Ce déficit risque de se creuser avec l’entrée en vigueur de la Zone de libre-échange. Nous ne voulons pas être un «grand bazar» pour les partenaires économiques. Si on prend en compte aussi les investissements directs étrangers, nous n’avons pas vu vraiment d’investissements dans notre pays, suite à cet accord.

Nous saluons donc la décision de l’Algérie de revoir cet accord pour préserver notre production nationale et ce, à travers notamment la révision du calendrier relatif au démantèlement tarifaire.

A la question de «lobbies», l’Algérie est en pleine transition économique. Nous sommes en phase de passer d’une croissance portée essentiellement sur la dépense publique et l’exploitation des ressources naturelles à un modèle qui favorise l’investissement et d’une manière générale à une économie émergente qui doit être portée par les entreprises.

Cette nouvelle dynamique nous dicte aussi la nécessité d’une ouverture à l’international en matière de partenariat et d’IDE  (investissement  directs  étrangers). C’est pour dire, en fait, que nous ne pouvons pas nous développer en nous nous refermant sur nous-mêmes. Nnous avons besoin de savoir-faire étrangers. Mais nous devons aussi préserver nos intérêts, préserver nos secteurs stratégiques, nos entreprises stratégiques,  … comme d’ailleurs le font tous les pays du monde.

La CAPC a-t-elle une stratégie pour sortir de la crise qui frappe le pays ? Quelles sont les propositions que vous préconisez pour l’émergence enfin d’une véritable économie de marché ?

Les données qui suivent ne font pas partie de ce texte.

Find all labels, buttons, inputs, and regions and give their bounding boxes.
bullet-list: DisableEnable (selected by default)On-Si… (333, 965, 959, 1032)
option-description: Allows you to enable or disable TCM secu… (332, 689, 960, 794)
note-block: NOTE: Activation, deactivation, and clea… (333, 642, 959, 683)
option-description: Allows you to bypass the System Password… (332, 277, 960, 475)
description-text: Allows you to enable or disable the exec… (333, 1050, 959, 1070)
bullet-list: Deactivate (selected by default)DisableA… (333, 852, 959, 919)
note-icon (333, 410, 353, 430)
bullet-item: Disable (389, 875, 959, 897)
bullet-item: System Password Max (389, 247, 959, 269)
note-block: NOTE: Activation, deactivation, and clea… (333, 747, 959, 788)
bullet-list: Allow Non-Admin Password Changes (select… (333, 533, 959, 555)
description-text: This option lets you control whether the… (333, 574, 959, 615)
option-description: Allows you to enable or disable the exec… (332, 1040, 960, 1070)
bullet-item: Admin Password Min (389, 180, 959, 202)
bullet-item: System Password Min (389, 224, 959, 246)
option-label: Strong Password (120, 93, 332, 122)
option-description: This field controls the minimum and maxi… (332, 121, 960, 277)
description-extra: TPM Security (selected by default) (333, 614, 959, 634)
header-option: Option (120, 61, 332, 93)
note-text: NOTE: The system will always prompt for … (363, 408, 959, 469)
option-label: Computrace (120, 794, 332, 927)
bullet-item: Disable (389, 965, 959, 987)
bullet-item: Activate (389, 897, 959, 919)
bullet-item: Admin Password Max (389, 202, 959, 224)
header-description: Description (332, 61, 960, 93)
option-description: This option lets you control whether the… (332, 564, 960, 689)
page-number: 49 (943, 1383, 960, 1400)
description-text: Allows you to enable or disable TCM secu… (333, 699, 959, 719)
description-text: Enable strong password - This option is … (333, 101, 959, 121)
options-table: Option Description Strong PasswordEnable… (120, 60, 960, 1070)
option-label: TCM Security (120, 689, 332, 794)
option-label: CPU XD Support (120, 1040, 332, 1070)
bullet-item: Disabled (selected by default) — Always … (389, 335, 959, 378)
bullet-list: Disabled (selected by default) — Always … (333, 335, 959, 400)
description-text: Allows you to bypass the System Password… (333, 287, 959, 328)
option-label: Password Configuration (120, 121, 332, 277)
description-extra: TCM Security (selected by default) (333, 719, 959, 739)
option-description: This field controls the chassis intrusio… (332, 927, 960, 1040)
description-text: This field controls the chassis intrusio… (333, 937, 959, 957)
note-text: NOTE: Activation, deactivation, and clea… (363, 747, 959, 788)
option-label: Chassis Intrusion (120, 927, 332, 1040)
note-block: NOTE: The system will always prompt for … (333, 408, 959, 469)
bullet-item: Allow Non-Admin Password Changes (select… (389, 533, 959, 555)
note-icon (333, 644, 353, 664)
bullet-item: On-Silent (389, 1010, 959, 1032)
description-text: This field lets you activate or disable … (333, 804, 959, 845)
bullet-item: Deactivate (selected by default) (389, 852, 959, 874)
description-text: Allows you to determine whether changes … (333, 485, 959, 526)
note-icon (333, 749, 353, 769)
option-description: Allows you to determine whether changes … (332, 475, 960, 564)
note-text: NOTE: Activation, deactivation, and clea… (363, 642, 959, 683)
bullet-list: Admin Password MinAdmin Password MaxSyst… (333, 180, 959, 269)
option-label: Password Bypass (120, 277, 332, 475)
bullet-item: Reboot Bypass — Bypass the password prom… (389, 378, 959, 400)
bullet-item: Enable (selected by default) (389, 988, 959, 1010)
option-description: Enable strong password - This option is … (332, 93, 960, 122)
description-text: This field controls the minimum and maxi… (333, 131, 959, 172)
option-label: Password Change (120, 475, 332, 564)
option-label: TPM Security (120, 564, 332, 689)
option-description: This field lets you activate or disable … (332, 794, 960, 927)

Il est tout à fait urgent et avant tout d’engager des réformes que je qualifie de structurelles et sans lesquelles il nous sera impossible de construire une économie compétitive. Il s’agit de la réforme bancaire, financière et fiscale, de la modernisation de l’administration économique pour la mettre au niveau requis par la gestion d’une économie moderne et enfin de la stabilité juridique et réglementaire qui régit l’activité économique. Pour la réussite de ces réformes, l’implication des acteurs économiques est de notre point de vue indispensable pour éviter l’inadéquation de ces lois avec la réalité du terrain, éviter l’instabilité juridique et redonner confiance aux opérateurs.

Toutefois, ne perdons pas de vue qu’au-delà de ces réformes urgentes, nous avons besoin d’une vision économique à long terme. Et fidèle à sa vocation de force de proposition, la CAPC est en train de finaliser ce que nous appelons «le  livre blanc». a travers ce document, nous souhaitons apporter notre contribution qui, en fait, reflète la vision des opérateurs économiques.